Alle Signale stehen auf „Go“, so scheint es jedenfalls: Hillary Clinton, die berühmteste Politikerin der Erde, tourt durch die USA für Buch-Signierstunden ihrer Memoiren „Hard Choices“, setzte sich in Sachen Außenpolitik von Ex-Boss Obama ab, mietete ein Großraum-Büro in Manhattan und lässt getreue Mitarbeiter an der Logistik einer Präsidentschaftskampagne werken und an Siegerstrategien feilen. Sogar eine Reise nach Iowa, dem traditionellen Start der Vorwahlen, ist für September geplant. Verwunderung herrschte jedoch, dass sie zum Tod des schwarzen Teenagers Michael Brown bisher eisern schwieg.

Doch tritt sie auch wirklich an? Dieses Jahr wollte sich Clinton erklären, beharrt sie bei jeder Gelegenheit in allen rhetorischen Nuancen. Doch die „Dems“ wollen Klartext – lieber früher als später. Das Argument: Je länger sie als wahrscheinliche, aber nicht deklarierte 2016-Kandidation durchs Land ziehe und die Medien dominiere, desto länger blockiere sie potenzielle alternative Kandidaten oder Kandidatinnen, so Strategen zu NBC.

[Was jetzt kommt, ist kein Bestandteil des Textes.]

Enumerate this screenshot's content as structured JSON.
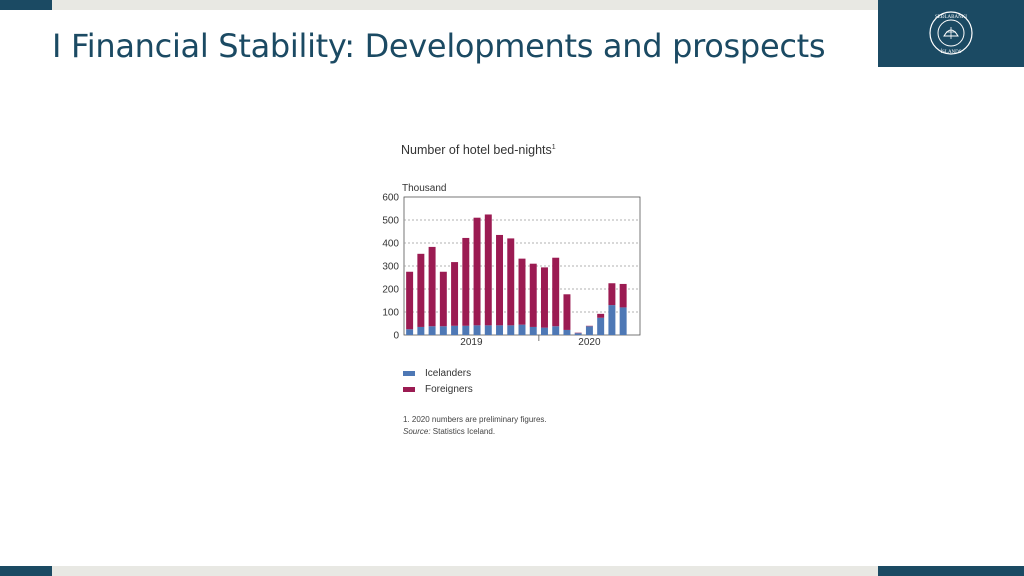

Denn in der Partei lautet das Motto derzeit: „Warten auf Hillary“. Der Druck auf die Ex-Außenministerin wächst daher, auch wenn viele bereits einen „Point if no return“, einen Punkt, wo kaum mehr wer mit einem Hillary-Absprung rechnet, überschritten sehen. Hillary Clinton hätte auch der Partei wohl schon mitgeteilt, sollte sie kalte Füße bekommen haben, wird spekuliert. Gehofft wird dennoch bei den Demokraten, dass sie ihre Entscheidung noch vor den „Midterm-Wahlen“ bekannt gibt. Die Erklärung ihrer Kandidatur könnte auch ihren missglückten Sommer voller Negativschlagzeilen vergessen machen, durch den sie in Umfragen jüngst absackte.

Gehandelt als mögliche Hillary-Alternativen wurden zuletzt die linke Senatorin und Wall-Street-Schreck Elizabeth Warren. Mit einer Kandidatur des derzeitigen Vize Joe Biden wird ebenfalls gerechnet, wenn ihm auch wenige innerhalb der Partei Siegeschancen einräumen.